Gosden and co-manager Chris Morrison have been recycling the capital from selling certain mid and small cap stocks into new ideas further up the cap scale, as that is where they are finding the best valuations.
The duo recently added FTSE 100 defence firm BAE Systems because it offers a good dividend as a 2% position after using the cash from a smaller company in the portfolio that got taken out. The Gam UK Equity Income portfolio is split about 55% small and mid and 45% large cap, but Gosden thinks over the summer this will move to nearer 50/50.
‘Private equity guys camped in London’
Columbia Threadneedle portfolio manager and head of UK equities Richard Colwell has also observed growing interest from international investors who had previously ignored the UK because of Brexit. He says global investors don’t carry the same emotional damage as domestic investors who have experienced the shock and angst of disappointing returns since 2016’s vote to leave the EU.
On domestic investors, he says: “It’s a bungee jump, they lurched down into the crevasse and then from November they’ve come back up and thought, ‘I don’t need that anymore thank you very much, I’m just going to park that money in global equities for a quiet life’.”
By contrast, the UK “screams at” global investors sitting on profits in frothy US equities or emerging markets looking to diversify. This goes some way to explain what Colwell terms “the private equity guys all camped in London”, as well as increased levels of bidding activity and more activists on UK firms’ share registers.
UK not just attractive because of inflation prospects
But Colwell wonders if the interest is due to the prospect of higher inflation coming down the tracks, and the fact that the UK index has a big representation of commodities and financials.
He says his funds, including Threadneedle UK Growth and Income, Threadneedle UK Equity Income and Threadneedle UK Equity Alpha Income, don’t have big exposure to those sectors.
Despite this he thinks there is a better quality investment case to be made than simply the fact there is an inflation scare.
“You don’t have to make that kind of macro call to be positive on UK equities, I think it is a slower burn reappraisal across the whole of the asset class.”
Quality of businesses being bid for should improve
Rathbone UK Opportunities manager Alexandra Jackson also notes M&A activity has picked up in the UK with both public and private buyers having recognised that while the UK is outperforming, this is not being reflected in valuations.
“There is still a great opportunity there,” she says. “We are seeing private equity or other listed businesses coming in and making quite opportunistic bids for UK assets.”
Jackson says so far most of the bids are concentrated in the troubled, vulnerable areas and businesses that are still in quite a lot of pain. But she thinks this is set to change.
“For the rest of the year I think we will be surprised at the quality of the businesses that get bid for purely because there is such an interesting valuation opportunity in the UK right now.”

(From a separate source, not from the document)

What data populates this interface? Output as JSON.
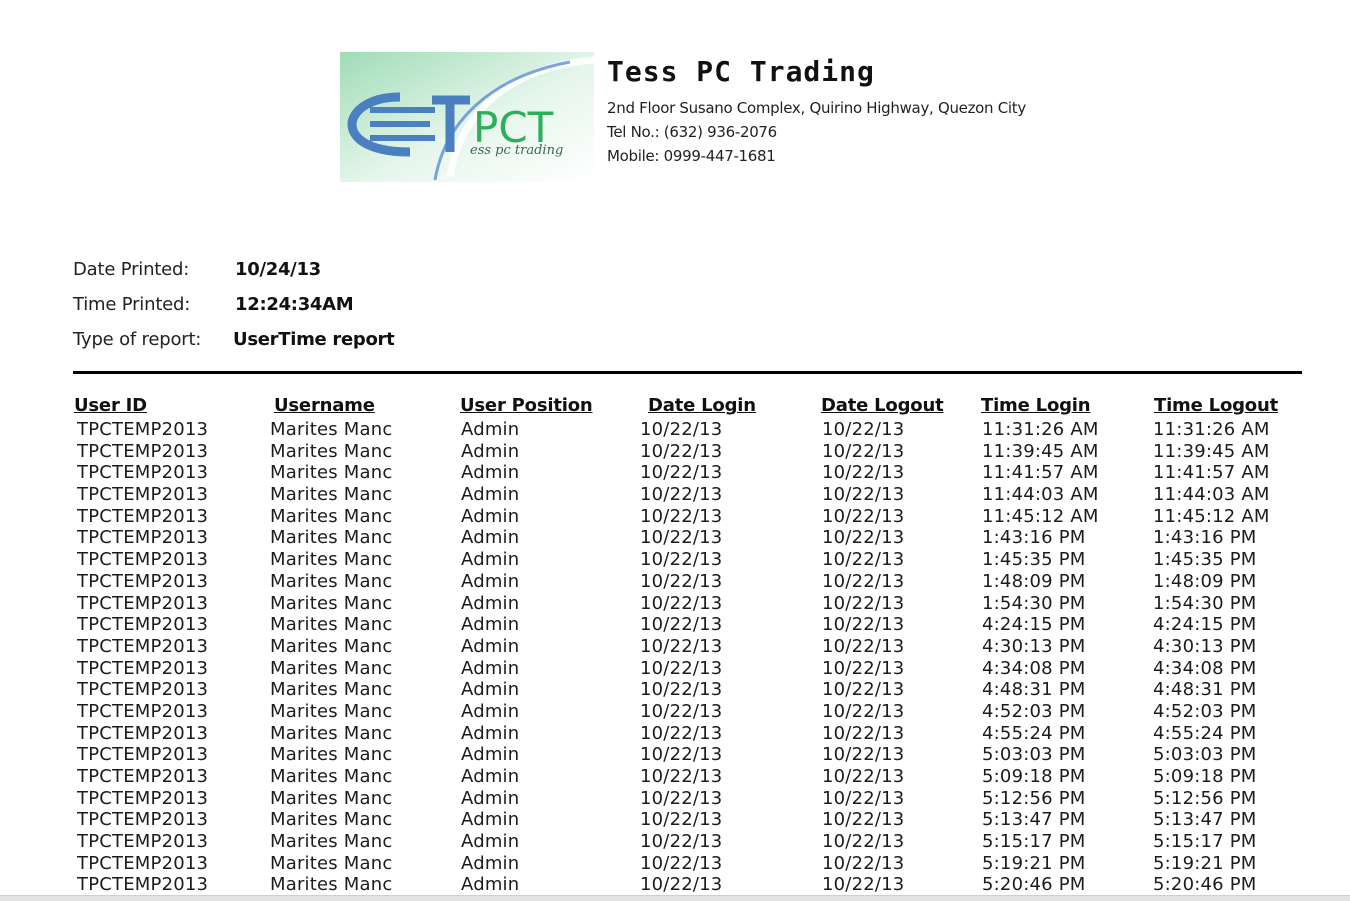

Jackson is looking more in the mid cap space for quality growth ideas, but also the Aim index, and says she has rarely had so many buy ideas.
The past few months has also seen an increasing number of IPOs and placings which she thinks has helped refresh the index. In December the fund bought into the IPO of computer software company Byte.
“There are some brilliant IPOs available in the UK market if you can be a bit selective and not just look in the large cap areas,” she says.